I continue to pick up on things about the transportation system while experiencing it. Jamie Parks mentioned the bicycle and pedestrian joint sidewalk use and so I have paid some attention to that and this picture shows the design of what we would call a crossbike in the Portland Bicycle Master Plan. Tokyo applies this in most cases and has a lot of marked use of sidewalks for bikes. What is not clear to me in this example is whether the bicycle striping is for both directions. It seems that they they are and they aren't planning for that many cyclists or if you're overtaking, you might just use the crosswalk. The markings don't seem to result in compliance and people on bicycles travel in the roadway and on these cross bike type of facilities and the don't often stay within the lines.
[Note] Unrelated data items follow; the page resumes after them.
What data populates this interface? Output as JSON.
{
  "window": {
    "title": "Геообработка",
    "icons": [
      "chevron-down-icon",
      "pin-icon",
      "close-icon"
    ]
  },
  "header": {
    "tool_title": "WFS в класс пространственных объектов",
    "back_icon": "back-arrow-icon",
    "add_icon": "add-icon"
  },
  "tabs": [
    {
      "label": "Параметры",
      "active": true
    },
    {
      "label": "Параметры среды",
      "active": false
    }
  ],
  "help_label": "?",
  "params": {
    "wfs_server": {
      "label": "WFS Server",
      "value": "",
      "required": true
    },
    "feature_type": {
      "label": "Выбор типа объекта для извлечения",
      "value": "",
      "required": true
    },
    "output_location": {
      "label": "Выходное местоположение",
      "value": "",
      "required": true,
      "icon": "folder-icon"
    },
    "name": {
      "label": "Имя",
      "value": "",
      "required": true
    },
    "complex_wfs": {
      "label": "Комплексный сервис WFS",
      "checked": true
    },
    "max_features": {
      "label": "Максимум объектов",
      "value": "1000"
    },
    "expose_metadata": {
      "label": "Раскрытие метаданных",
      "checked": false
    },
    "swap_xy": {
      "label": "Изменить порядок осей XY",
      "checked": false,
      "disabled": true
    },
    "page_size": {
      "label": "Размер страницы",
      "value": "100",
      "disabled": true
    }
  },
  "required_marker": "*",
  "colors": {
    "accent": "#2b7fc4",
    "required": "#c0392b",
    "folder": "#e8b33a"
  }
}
The crossbike has applications including when there isn't an alternate facility and at the bicycle scramble where we may want people on bicycles to travel concurrently with a bicycle scramble (southbound at N Interstate/Oregon) without the vehicles that would conflict with people on bicycles accessing the Eastbank Esplanade path.
The innovation that I would like to bring back to Portland is the countdown timer in conjunction with the Walk timer. It isn't specifically a countdown but a relative message the describes that the Walk is expiring. This might be better than a countdown because the number is representative of time as opposed to the reduction of the "percentage". I find it unique that the top indication is where the time is counting down, perhaps it is just to reduce the confusion in the original message.
The second of these pedestrian signal indication pictures shows the count down of the indication. It appears that there are 10 LEDs in the head. I am curious if their signal heads are using the times from the previous cycles and what they do about changing the cycle lengths. There are a lot of unanswered questions related to signal control I have from this trip, but alas, there wasn't enough time to meet the folks that can talk about the details and they are probably like me, too busy to learn a language because they are sweating the small stuff like signal timing.
Where the pedestrian and cyclists are supposed to be on the sidewalk together, I am assuming that they are allowed to travel in both directions in their designated spaces, but I can't be sure from the observations I have made. I wouldn't say that there are more one direction or another.